Meski sudah memastikan ikut, Irfan mengaku hingga kemarin, mereka belum menerima undangan resmi dari PSSI. Ia hanya mendengar Piala Presiden akan dihelat 2 Maret dari sebaran-sebaran media cetak maupun daring.
"Saya baru dengar dari media soal jadwal itu," ungkapnya.
Senada dengan Persib, klub promosi PSS Sleman baru mendengar rencana dihelatnya Piala Presiden pada awal Maret dari pernyataan petinggi PSSI di media. Pelatih Super Elja, Seto Nurdiantoro mengatakan belum mendapat instruksi resmi dari manajemen klub.

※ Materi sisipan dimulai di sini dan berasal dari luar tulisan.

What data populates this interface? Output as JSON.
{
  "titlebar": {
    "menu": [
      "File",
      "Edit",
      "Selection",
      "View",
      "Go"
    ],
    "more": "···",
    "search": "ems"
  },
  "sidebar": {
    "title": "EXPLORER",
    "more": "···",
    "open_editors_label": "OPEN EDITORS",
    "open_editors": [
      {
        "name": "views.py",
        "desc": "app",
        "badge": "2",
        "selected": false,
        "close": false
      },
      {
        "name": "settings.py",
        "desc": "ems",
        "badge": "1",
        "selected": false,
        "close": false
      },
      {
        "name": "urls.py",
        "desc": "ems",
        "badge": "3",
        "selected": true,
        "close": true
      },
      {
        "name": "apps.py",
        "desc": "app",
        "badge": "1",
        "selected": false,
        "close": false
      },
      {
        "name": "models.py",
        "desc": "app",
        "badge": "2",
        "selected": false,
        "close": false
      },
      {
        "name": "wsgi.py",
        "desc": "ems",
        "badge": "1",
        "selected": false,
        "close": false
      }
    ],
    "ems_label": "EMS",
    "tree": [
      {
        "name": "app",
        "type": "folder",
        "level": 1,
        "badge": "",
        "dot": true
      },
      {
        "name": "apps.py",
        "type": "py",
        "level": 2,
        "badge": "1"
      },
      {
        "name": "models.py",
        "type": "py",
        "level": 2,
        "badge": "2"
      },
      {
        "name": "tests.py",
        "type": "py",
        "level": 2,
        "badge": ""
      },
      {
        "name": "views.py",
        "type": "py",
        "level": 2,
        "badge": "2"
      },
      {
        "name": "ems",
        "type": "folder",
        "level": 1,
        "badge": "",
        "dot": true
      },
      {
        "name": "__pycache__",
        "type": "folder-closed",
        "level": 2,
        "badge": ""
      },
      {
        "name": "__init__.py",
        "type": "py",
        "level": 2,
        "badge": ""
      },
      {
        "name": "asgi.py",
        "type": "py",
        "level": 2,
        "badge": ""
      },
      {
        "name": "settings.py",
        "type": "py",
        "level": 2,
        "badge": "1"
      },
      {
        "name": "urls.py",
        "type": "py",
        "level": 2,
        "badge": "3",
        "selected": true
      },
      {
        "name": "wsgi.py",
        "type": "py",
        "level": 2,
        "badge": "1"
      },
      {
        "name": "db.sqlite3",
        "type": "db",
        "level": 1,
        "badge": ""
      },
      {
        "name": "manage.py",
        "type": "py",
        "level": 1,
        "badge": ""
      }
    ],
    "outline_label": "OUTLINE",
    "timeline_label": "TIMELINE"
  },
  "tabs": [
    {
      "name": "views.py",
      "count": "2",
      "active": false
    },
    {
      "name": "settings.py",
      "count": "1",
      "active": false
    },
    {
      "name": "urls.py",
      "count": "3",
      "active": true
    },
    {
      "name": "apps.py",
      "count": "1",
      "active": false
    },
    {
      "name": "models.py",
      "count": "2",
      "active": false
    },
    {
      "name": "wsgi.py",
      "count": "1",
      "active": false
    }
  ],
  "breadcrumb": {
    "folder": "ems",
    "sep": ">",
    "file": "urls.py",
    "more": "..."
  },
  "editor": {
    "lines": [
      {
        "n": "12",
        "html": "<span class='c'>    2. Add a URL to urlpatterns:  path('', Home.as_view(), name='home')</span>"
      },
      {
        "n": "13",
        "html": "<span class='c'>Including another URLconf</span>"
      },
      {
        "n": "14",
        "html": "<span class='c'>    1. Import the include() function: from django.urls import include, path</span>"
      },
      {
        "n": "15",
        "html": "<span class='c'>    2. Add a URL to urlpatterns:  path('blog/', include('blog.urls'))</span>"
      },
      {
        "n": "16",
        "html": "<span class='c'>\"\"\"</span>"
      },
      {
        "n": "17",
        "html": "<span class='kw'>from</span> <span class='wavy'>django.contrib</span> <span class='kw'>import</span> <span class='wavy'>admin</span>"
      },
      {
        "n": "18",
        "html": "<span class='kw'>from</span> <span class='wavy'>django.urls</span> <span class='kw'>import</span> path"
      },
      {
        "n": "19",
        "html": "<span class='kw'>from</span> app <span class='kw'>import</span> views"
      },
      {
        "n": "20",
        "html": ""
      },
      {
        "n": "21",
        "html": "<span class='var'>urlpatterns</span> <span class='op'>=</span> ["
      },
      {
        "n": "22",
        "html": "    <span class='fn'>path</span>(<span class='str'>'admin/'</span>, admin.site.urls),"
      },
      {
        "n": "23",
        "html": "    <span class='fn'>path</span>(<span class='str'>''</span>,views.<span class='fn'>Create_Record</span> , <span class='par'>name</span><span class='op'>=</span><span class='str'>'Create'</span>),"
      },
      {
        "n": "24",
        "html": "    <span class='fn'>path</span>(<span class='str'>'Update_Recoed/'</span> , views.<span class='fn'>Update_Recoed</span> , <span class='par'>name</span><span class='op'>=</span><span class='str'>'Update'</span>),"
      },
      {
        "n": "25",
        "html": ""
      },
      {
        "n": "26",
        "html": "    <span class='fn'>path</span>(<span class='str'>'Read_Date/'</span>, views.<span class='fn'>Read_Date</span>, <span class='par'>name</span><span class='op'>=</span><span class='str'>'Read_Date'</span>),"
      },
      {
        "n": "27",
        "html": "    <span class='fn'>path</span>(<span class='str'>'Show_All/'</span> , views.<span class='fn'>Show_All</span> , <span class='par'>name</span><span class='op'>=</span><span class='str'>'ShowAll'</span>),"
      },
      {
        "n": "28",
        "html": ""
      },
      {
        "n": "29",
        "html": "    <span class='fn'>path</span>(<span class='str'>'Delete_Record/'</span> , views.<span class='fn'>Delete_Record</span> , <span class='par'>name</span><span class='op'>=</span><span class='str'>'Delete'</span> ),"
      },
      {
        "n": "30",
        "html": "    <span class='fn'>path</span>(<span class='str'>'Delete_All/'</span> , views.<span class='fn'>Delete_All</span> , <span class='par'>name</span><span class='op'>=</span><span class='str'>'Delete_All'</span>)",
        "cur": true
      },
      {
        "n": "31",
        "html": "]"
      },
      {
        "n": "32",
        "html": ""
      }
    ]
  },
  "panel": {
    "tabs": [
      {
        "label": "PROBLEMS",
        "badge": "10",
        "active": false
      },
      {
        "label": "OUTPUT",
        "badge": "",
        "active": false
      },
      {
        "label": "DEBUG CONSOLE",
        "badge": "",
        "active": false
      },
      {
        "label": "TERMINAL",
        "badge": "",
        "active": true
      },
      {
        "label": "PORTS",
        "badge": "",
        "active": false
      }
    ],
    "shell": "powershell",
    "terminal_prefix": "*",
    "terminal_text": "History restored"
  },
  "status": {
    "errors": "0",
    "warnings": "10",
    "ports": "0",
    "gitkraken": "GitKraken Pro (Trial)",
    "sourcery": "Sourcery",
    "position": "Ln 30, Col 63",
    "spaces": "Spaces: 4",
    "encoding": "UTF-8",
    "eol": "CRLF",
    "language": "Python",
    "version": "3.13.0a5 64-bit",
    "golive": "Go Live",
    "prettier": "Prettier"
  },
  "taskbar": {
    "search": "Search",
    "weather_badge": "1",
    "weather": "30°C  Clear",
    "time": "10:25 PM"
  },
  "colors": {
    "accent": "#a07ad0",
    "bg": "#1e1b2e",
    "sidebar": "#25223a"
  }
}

"Kalau undangannya saya belum tahu. Saya juga baru dapat info dari media," ujar Seto ketika dihubungi Tirto, Senin (4/2/2019) pagi.
Sementara terkait keikutsertaan, tidak seperti klub-klub lain, Seto belum bisa memberi jaminan. PSS Sleman akan menanyakan apakah Piala Presiden merupakan perhelatan yang wajib diikuti seluruh klub Liga 1. Dengan agenda persiapan kompetisi yang juga tak kalah padat, PSS masih membuka segala kemungkinan.
"Nanti kami tunggu dulu kalau sudah ada kabar dari manajemen. Kami masih melihat perkembangan berikutnya," tandas Seto.